Porche voûté, portail en plein cintre à clef et pilastres, inscrit dans un massif rectangulaire et fronton plat porté par deux pilastres ; niche vide et oculus ; on peut lire sa date sur le clocher qui date de l’ancienne église, 1741 (coût 10000 frs, architecte Grandmougin, entreprise Viennot et Jodry). Le reste de l'église actuelle remonte à la fin du XVIè.
Elle devint succursale par le décret du 30 septembre 1807
et fut agrandie de 2 nefs latérales en 1820. Son patron est St. Martin, patron des tailleurs, vendangeurs, militaires, cavaliers, hôteliers, …. .
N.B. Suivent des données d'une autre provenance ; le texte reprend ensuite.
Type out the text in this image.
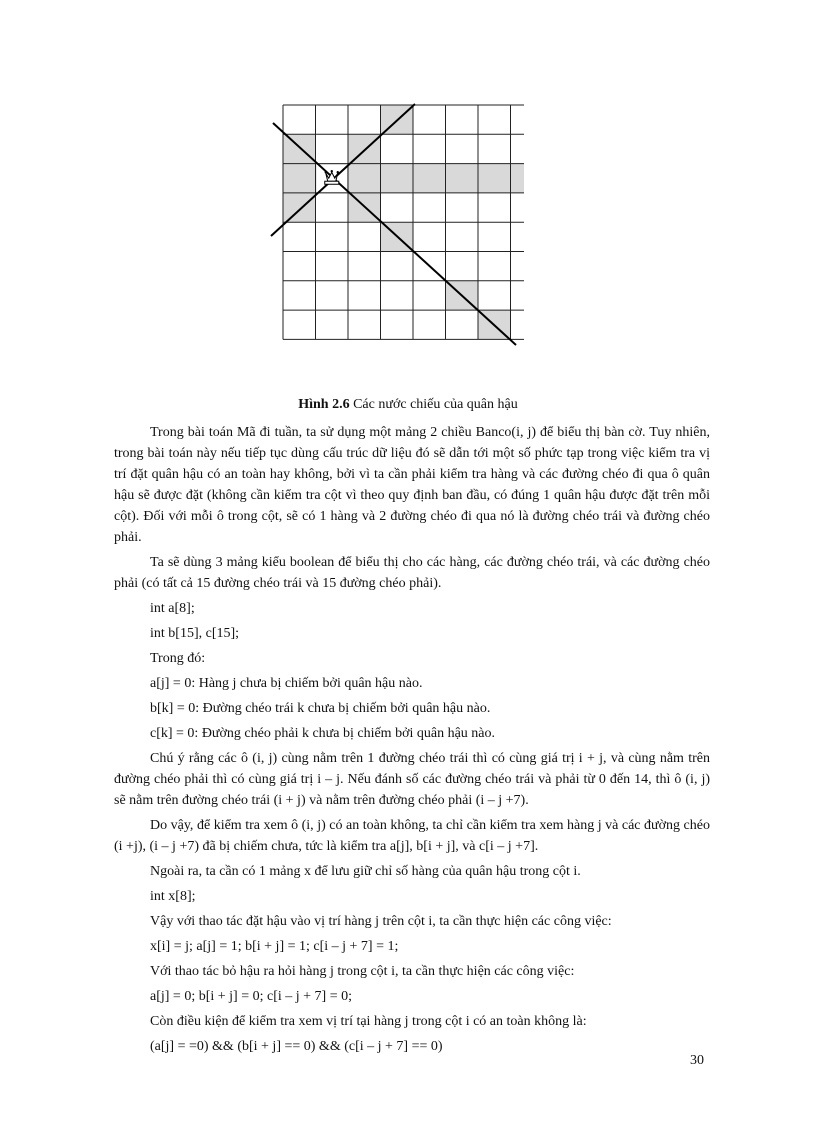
Hình 2.6 Các nước chiếu của quân hậu

Trong bài toán Mã đi tuần, ta sử dụng một mảng 2 chiều Banco(i, j) để biểu thị bàn cờ. Tuy nhiên, trong bài toán này nếu tiếp tục dùng cấu trúc dữ liệu đó sẽ dẫn tới một số phức tạp trong việc kiểm tra vị trí đặt quân hậu có an toàn hay không, bởi vì ta cần phải kiểm tra hàng và các đường chéo đi qua ô quân hậu sẽ được đặt (không cần kiểm tra cột vì theo quy định ban đầu, có đúng 1 quân hậu được đặt trên mỗi cột). Đối với mỗi ô trong cột, sẽ có 1 hàng và 2 đường chéo đi qua nó là đường chéo trái và đường chéo phải.

Ta sẽ dùng 3 mảng kiểu boolean để biểu thị cho các hàng, các đường chéo trái, và các đường chéo phải (có tất cả 15 đường chéo trái và 15 đường chéo phải).

int a[8];

int b[15], c[15];

Trong đó:

a[j] = 0: Hàng j chưa bị chiếm bởi quân hậu nào.

b[k] = 0: Đường chéo trái k chưa bị chiếm bởi quân hậu nào.

c[k] = 0: Đường chéo phải k chưa bị chiếm bởi quân hậu nào.

Chú ý rằng các ô (i, j) cùng nằm trên 1 đường chéo trái thì có cùng giá trị i + j, và cùng nằm trên đường chéo phải thì có cùng giá trị i – j. Nếu đánh số các đường chéo trái và phải từ 0 đến 14, thì ô (i, j) sẽ nằm trên đường chéo trái (i + j) và nằm trên đường chéo phải (i – j +7).

Do vậy, để kiểm tra xem ô (i, j) có an toàn không, ta chỉ cần kiểm tra xem hàng j và các đường chéo (i +j), (i – j +7) đã bị chiếm chưa, tức là kiểm tra a[j], b[i + j], và c[i – j +7].

Ngoài ra, ta cần có 1 mảng x để lưu giữ chỉ số hàng của quân hậu trong cột i.

int x[8];

Vậy với thao tác đặt hậu vào vị trí hàng j trên cột i, ta cần thực hiện các công việc:

x[i] = j; a[j] = 1; b[i + j] = 1; c[i – j + 7] = 1;

Với thao tác bỏ hậu ra hỏi hàng j trong cột i, ta cần thực hiện các công việc:

a[j] = 0; b[i + j] = 0; c[i – j + 7] = 0;

Còn điều kiện để kiểm tra xem vị trí tại hàng j trong cột i có an toàn không là:

(a[j] = =0) && (b[i + j] == 0) && (c[i – j + 7] == 0)

30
Plusieurs réparations ont été réalisées en 1820 et 1838.
Une baie plein cintre fermée par un abat-son constitue la seule ornementation des quatre faces du deuxième niveau, légèrement en retrait par rapport au précédant mais lui aussi en grès rose et gris. Les pierres bouchardées et ciselées sur leur périmètre sont posées à joint vifs.
Quant à l’abat-son proprement dit, il est constitué d’un châssis en bois sur lequel sont ajustées horizontalement des lames elles aussi en bois et posées "en persiennes ".
Une corniche périphérique supporte un dôme à quatre pans couvert de tuiles plates vernissées posées en écailles, agrémenté de six rangs de tuiles jaunes et vertes posées en zigzag sur fond de tuiles de couleur rouille. Ses angles sont protégés par des arêtiers en plomb alors qu’une gouttière demi-circulaire posée à cheval sur la corniche reçoit les eaux en bas de pente et que le faîtage se termine par un piédouche, un amortissement, une boule, une croix latine et un coq.